Sustainability is something that has been on trend in the last few years. While go-green enthusiasts have already adopted sustainability in their dietary plans, bringing this to the fashion industry is quite a challenge. Currently, the fashion industry is growing at a rapid pace.
According to a report from the New York Times, the fashion industry manufactures at least 100 billion garments every year. Now, most of these garments are used for a while and thrown away. Why? Simply because they are not recyclable. Since these garments are not recyclable, they end up on beaches and rivers. As a result, these add to the vulnerability of our planet Earth.
Thus, the fashion industry adds up to 10% of the vulnerability of the planet Earth. The garments that are not recyclable end up in rivers and beaches, creating pollution and carbon emission. According to an estimation, the fashion industry creates more pollution than air traffic and sea shipping combined.
In other words, the garments you wear for a while and through away add up to the earth's vulnerability. More than international shipping and air travel.
What Do Researchers Have to Say?
Charlotte McCurdy is a designer and researcher who has taken this sustainability issue of the fashion industry to a new level. Based on extensive research, Charlotte has come to the conclusion that the making of the fashion industry garments is to be blamed here.

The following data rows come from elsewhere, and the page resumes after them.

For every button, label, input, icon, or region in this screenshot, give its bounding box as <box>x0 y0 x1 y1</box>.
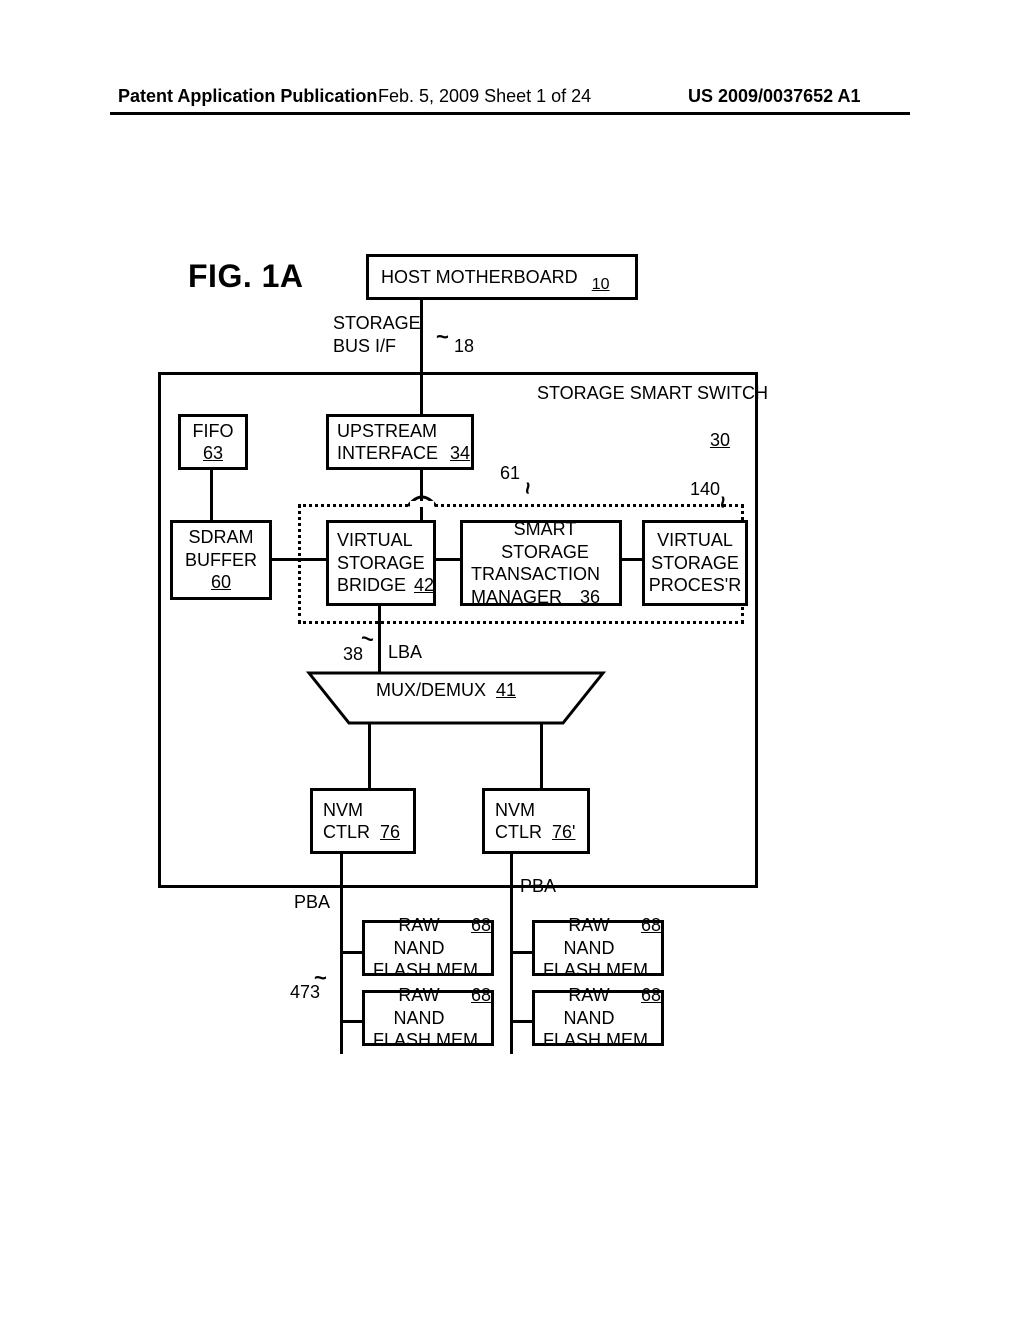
ref-473: 473 <box>290 982 320 1003</box>
header-rule <box>110 112 910 115</box>
raw-nand-1a-box: RAW NAND 68 FLASH MEM <box>362 920 494 976</box>
vsb-l2: STORAGE <box>337 552 425 575</box>
sstm-ref: 36 <box>580 586 600 609</box>
conn-b2a <box>510 951 532 954</box>
page-root: Patent Application Publication Feb. 5, 2… <box>0 0 1024 1320</box>
nvm2-l2: CTLR <box>495 821 542 844</box>
storage-bus-l1: STORAGE <box>333 313 421 334</box>
vsb-l1: VIRTUAL <box>337 529 413 552</box>
nvm1-l2: CTLR <box>323 821 370 844</box>
raw-nand-2b-box: RAW NAND 68 FLASH MEM <box>532 990 664 1046</box>
vsb-ref: 42 <box>414 574 434 597</box>
sstm-l3: MANAGER <box>471 586 562 609</box>
host-ref: 10 <box>592 275 610 295</box>
nvm2-ref: 76' <box>552 821 575 844</box>
header-left: Patent Application Publication <box>118 86 377 107</box>
sdram-l1: SDRAM <box>188 526 253 549</box>
host-title: HOST MOTHERBOARD <box>381 266 578 289</box>
conn-mux-nvm2 <box>540 722 543 788</box>
virtual-storage-bridge-box: VIRTUAL STORAGE BRIDGE 42 <box>326 520 436 606</box>
nvm1-ref: 76 <box>380 821 400 844</box>
bus-ref: 18 <box>454 336 474 357</box>
lba-label: LBA <box>388 642 422 663</box>
conn-upstream-into-vsb <box>420 508 423 520</box>
conn-vsb-sstm <box>436 558 460 561</box>
tilde-61: ~ <box>514 482 540 495</box>
fifo-title: FIFO <box>193 420 234 443</box>
conn-b1a <box>340 951 362 954</box>
sdram-l2: BUFFER <box>185 549 257 572</box>
sdram-ref: 60 <box>211 571 231 594</box>
vsp-l1: VIRTUAL <box>657 529 733 552</box>
storage-bus-l2: BUS I/F <box>333 336 396 357</box>
upstream-ref: 34 <box>450 442 470 465</box>
upstream-l2: INTERFACE <box>337 442 438 465</box>
vsb-l3: BRIDGE <box>337 574 406 597</box>
figure-label: FIG. 1A <box>188 258 304 295</box>
conn-sdram-vsb <box>272 558 326 561</box>
virtual-storage-processor-box: VIRTUAL STORAGE PROCES'R <box>642 520 748 606</box>
conn-nvm2-down <box>510 854 513 1054</box>
raw-nand-1b-box: RAW NAND 68 FLASH MEM <box>362 990 494 1046</box>
conn-b1b <box>340 1020 362 1023</box>
sstm-l2: TRANSACTION <box>471 563 600 586</box>
fifo-ref: 63 <box>203 442 223 465</box>
host-motherboard-box: HOST MOTHERBOARD 10 <box>366 254 638 300</box>
mux-title: MUX/DEMUX 41 <box>376 680 516 701</box>
header-right: US 2009/0037652 A1 <box>688 86 860 107</box>
nvm-ctlr-1-box: NVM CTLR 76 <box>310 788 416 854</box>
upstream-l1: UPSTREAM <box>337 420 437 443</box>
switch-title: STORAGE SMART SWITCH <box>537 383 768 404</box>
sstm-l1: SMART STORAGE <box>471 518 619 563</box>
conn-nvm1-down <box>340 854 343 1054</box>
vsp-l2: STORAGE <box>651 552 739 575</box>
header-middle: Feb. 5, 2009 Sheet 1 of 24 <box>378 86 591 107</box>
switch-ref: 30 <box>710 430 730 451</box>
smart-storage-transaction-manager-box: SMART STORAGE TRANSACTION MANAGER 36 <box>460 520 622 606</box>
nvm2-l1: NVM <box>495 799 535 822</box>
hop-mask <box>410 501 434 507</box>
sdram-buffer-box: SDRAM BUFFER 60 <box>170 520 272 600</box>
pba-label-2: PBA <box>520 876 556 897</box>
vsp-l3: PROCES'R <box>649 574 741 597</box>
tilde-18: ~ <box>436 324 449 350</box>
conn-mux-nvm1 <box>368 722 371 788</box>
conn-sstm-vsp <box>622 558 642 561</box>
fifo-box: FIFO 63 <box>178 414 248 470</box>
conn-b2b <box>510 1020 532 1023</box>
conn-vsb-down <box>378 606 381 674</box>
ref-38: 38 <box>343 644 363 665</box>
upstream-interface-box: UPSTREAM INTERFACE 34 <box>326 414 474 470</box>
conn-fifo-sdram <box>210 470 213 520</box>
nvm1-l1: NVM <box>323 799 363 822</box>
raw-nand-2a-box: RAW NAND 68 FLASH MEM <box>532 920 664 976</box>
pba-label-1: PBA <box>294 892 330 913</box>
nvm-ctlr-2-box: NVM CTLR 76' <box>482 788 590 854</box>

According to the analysis of Charlotte, the fashion industry uses fossil fuels and crude oil to make these products. In garments, for instance, crude oil is the major substance. And so is fossil fuel. Thus, the very making of these fashion products like garments and clothes is responsible for 10% of climate vulnerability. Since fossil fuel and crude oil are considered poisonous for Earth, these add to its vulnerability.
On top of that, these two substances make clothes and garments unfriendly for recycling. This is why people throw their garments into rivers after using them for a while.
Electrifying the Fashion Industry
So, the question remains: Where is the fashion industry headed? Will there be more sustainable and recyclable garments in the upcoming years? Well, it turns out that there is one solution: Electrifying the fashion industry just like the automobile industry.
Charlotte argues that things will change drastically if fashion industries take initiatives like the auto industries. In recent years, automobiles have gone all-electric, saying goodbye to fossil fuels. Thus, the same can be applied to the fashion industry.
Thus, she recommends that fashion industries can opt for “natural substances” like fungus, hemp, bamboo, and eucalyptus to make their products more eco-friendly. With the usage of these substances, fashion products will be more sustainable and recyclable. As a result, this can help the fashion industry play its part in addressing the climate change crisis.